Inventó un catalizador para extraer kilómetros cúbicos
del nitrógeno del aire. Fijo el gas
con viruta de hierro; fábricas alemanas siguieron
en tropel, produciendo toneladas de amoníaco,
y fertilizantes, meses antes que las vías marítimas
al salitre chileno y al guano fueran cortadas,
justo a tiempo para acumular existencias de pólvora,
explosivos para la Gran Guerra. Haber sabía cómo trabajan
los catalizadores, que un catalizador no es inocente, que
se involucra, para allanar una cima o socavar
una loma crítica, o que, extendiendo brazos
moleculares a los socios, en las más difíciles
etapas de la reacción, los acerca, facilita
la deseada formación y ruptura de enlaces.
El catalizador, renacido, se levanta otra vez
a su celestineo; una libra barata del bruñido hierro
de Haber podría producir un millón de libras
de amoníaco. El Consejero Privado Haber del Kaiser
Wilhelm Institute se veía a sí mismo como un catalizador
para terminar la guerra; sus armas químicas
llevarían la victoria en las trincheras; quemaduras
y pulmones calcinados eran mejor que las balas
dum-dum, la metralla: Cuando sus hombres abrieron
los tanques de cloro, y un gas verde se volcó
al amanecer sobre el campo en Ypres, cuidadosamente
tomó notas, olvidó las tristes cartas de su esposa.
Después de la guerra, Fritz Haber en Berlín soñó
con mercurio y azufre, el trabajo de los alquimistas
apresurando al mundo, transformándose a sí mismos.
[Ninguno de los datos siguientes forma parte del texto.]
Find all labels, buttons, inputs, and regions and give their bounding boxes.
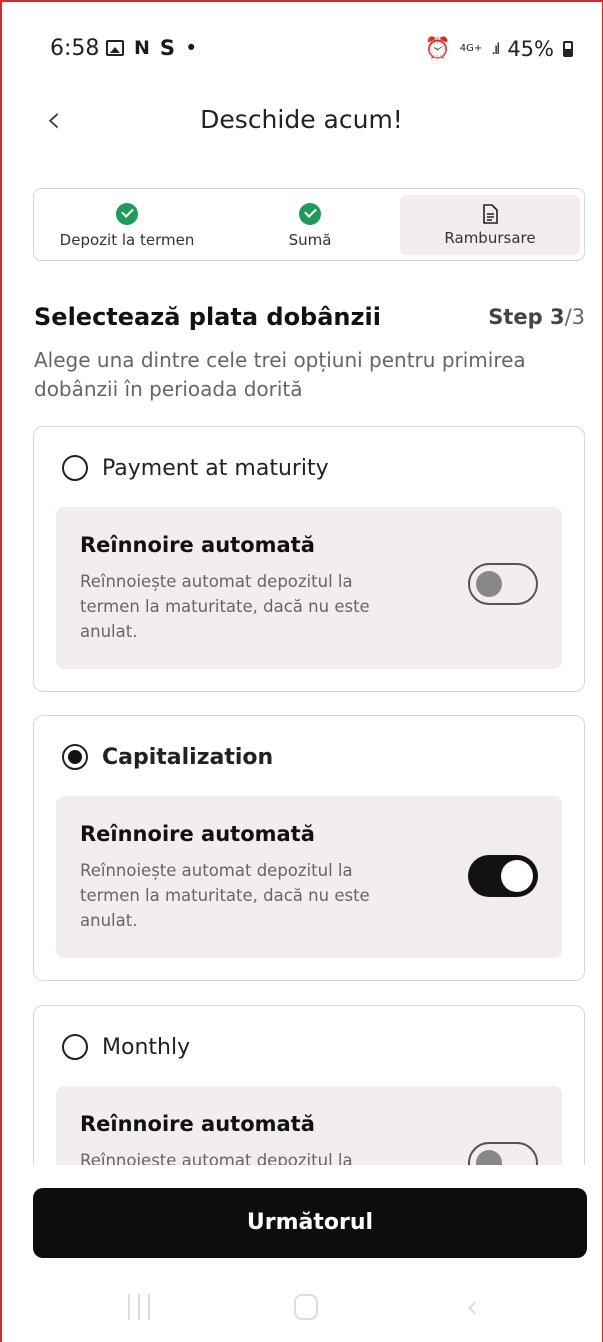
step-rambursare: Rambursare: [400, 195, 580, 255]
step-label: Depozit la termen: [59, 231, 195, 249]
option-label: Monthly: [102, 1034, 191, 1060]
alarm-icon: ⏰: [424, 36, 451, 60]
image-icon: [106, 40, 124, 56]
step-counter: Step 3/3: [488, 305, 585, 329]
status-bar: 6:58 N S • ⏰ 4G+ .ıl 45%: [0, 0, 603, 95]
page-title: Deschide acum!: [200, 105, 403, 134]
step-prefix: Step: [488, 305, 550, 329]
check-circle-icon: [299, 203, 321, 225]
auto-renew-description: Reînnoiește automat depozitul la termen …: [80, 572, 370, 641]
step-label: Rambursare: [444, 229, 536, 247]
back-nav-icon[interactable]: ‹: [466, 1290, 478, 1325]
notification-icons: N S •: [106, 36, 197, 60]
auto-renew-panel: Reînnoire automată Reînnoiește automat d…: [56, 796, 562, 958]
auto-renew-panel: Reînnoire automată Reînnoieste automat d…: [56, 1086, 562, 1165]
system-icons: ⏰ 4G+ .ıl 45%: [425, 36, 573, 61]
battery-percent: 45%: [507, 36, 554, 61]
app-header: ‹ Deschide acum!: [0, 95, 603, 151]
step-depozit: Depozit la termen: [42, 189, 212, 260]
auto-renew-toggle[interactable]: [468, 563, 538, 605]
step-label: Sumă: [288, 231, 332, 249]
toggle-knob: [501, 860, 533, 892]
step-current: 3: [549, 305, 565, 329]
auto-renew-panel: Reînnoire automată Reînnoiește automat d…: [56, 507, 562, 669]
option-card-payment-at-maturity[interactable]: Payment at maturity Reînnoire automată R…: [33, 426, 585, 692]
n-app-icon: N: [134, 37, 150, 59]
network-type: 4G+: [459, 42, 483, 54]
status-time: 6:58: [50, 36, 100, 61]
s-app-icon: S: [159, 36, 176, 60]
battery-icon: [563, 40, 573, 57]
option-label: Capitalization: [102, 744, 274, 770]
auto-renew-title: Reînnoire automată: [80, 533, 315, 557]
dot-icon: •: [185, 36, 198, 60]
auto-renew-toggle[interactable]: [468, 855, 538, 897]
option-label: Payment at maturity: [102, 455, 329, 481]
next-button[interactable]: Următorul: [33, 1188, 587, 1258]
scroll-area[interactable]: 6:58 N S • ⏰ 4G+ .ıl 45% ‹ Deschide acum…: [0, 0, 603, 1165]
step-suma: Sumă: [230, 189, 390, 260]
auto-renew-title: Reînnoire automată: [80, 1112, 315, 1136]
option-card-monthly[interactable]: Monthly Reînnoire automată Reînnoieste a…: [33, 1005, 585, 1165]
system-nav-bar: ‹: [0, 1280, 603, 1342]
recent-apps-icon[interactable]: [128, 1294, 150, 1320]
signal-icon: .ıl: [491, 39, 500, 58]
step-total: /3: [564, 305, 585, 329]
toggle-knob: [476, 571, 502, 597]
option-card-capitalization[interactable]: Capitalization Reînnoire automată Reînno…: [33, 715, 585, 981]
auto-renew-description: Reînnoieste automat depozitul la: [80, 1151, 353, 1165]
section-description: Alege una dintre cele trei opțiuni pentr…: [34, 348, 526, 401]
radio-button[interactable]: [62, 455, 88, 481]
progress-stepper: Depozit la termen Sumă Rambursare: [33, 188, 585, 261]
auto-renew-title: Reînnoire automată: [80, 822, 315, 846]
document-icon: [483, 204, 498, 224]
radio-button-selected[interactable]: [62, 744, 88, 770]
toggle-knob: [476, 1150, 502, 1165]
radio-button[interactable]: [62, 1034, 88, 1060]
auto-renew-toggle[interactable]: [468, 1142, 538, 1165]
home-icon[interactable]: [294, 1294, 318, 1320]
section-title: Selectează plata dobânzii: [34, 303, 381, 331]
auto-renew-description: Reînnoiește automat depozitul la termen …: [80, 861, 370, 930]
check-circle-icon: [116, 203, 138, 225]
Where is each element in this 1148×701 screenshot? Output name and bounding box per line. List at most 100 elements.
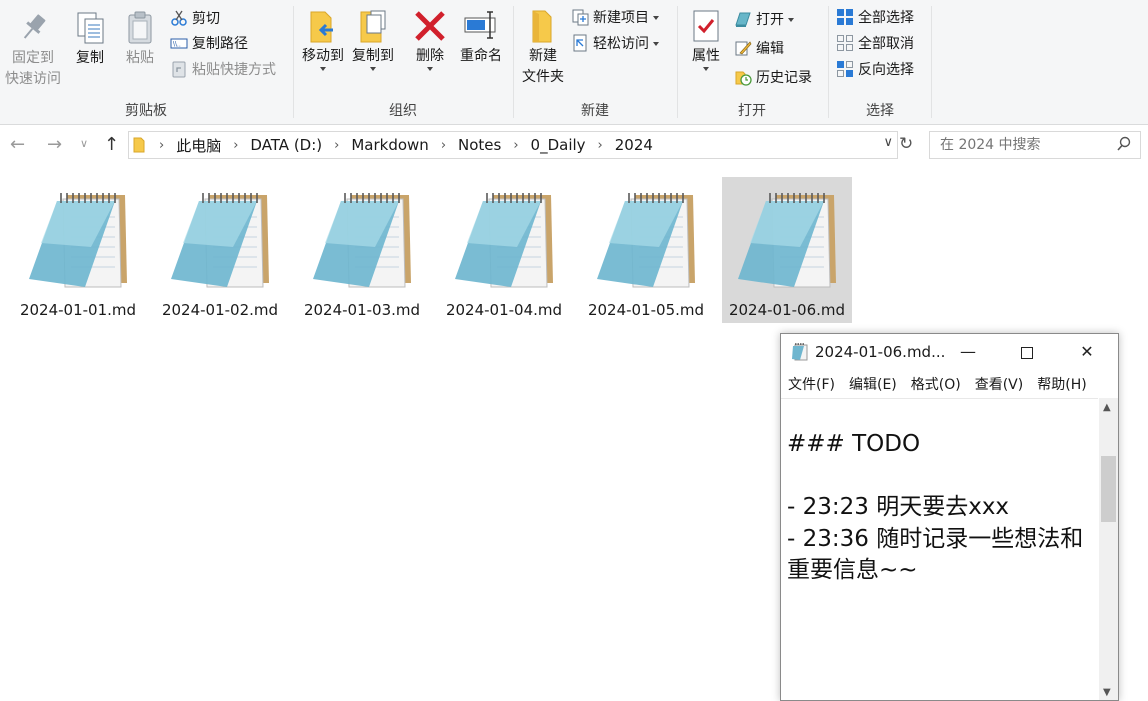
up-arrow-icon[interactable]: ↑ (104, 134, 119, 155)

Se preguntó como podría extraer los millones
de átomos de oro de cada litro de agua
transmutando el océano en lingotes apilados
contra la deuda de guerra alemana. Y el mundo, bueno,
estaba cambiando; en Munich uno podía oír
las botas de los camisas pardas, uno pagaba
miles de marcos por una comida. Un catalizador de nuevo,
eso es lo que encontraría y encontró - él mismo,
en Basilea, la ciudad extranjera en las riberas
de su Rin, ahí se encontró a sí mismo, el Consejero
Haber, protestante, ahora el Judío Haber, un hombre
transformado y moribundo, en la ciudad del astuto Paracelso.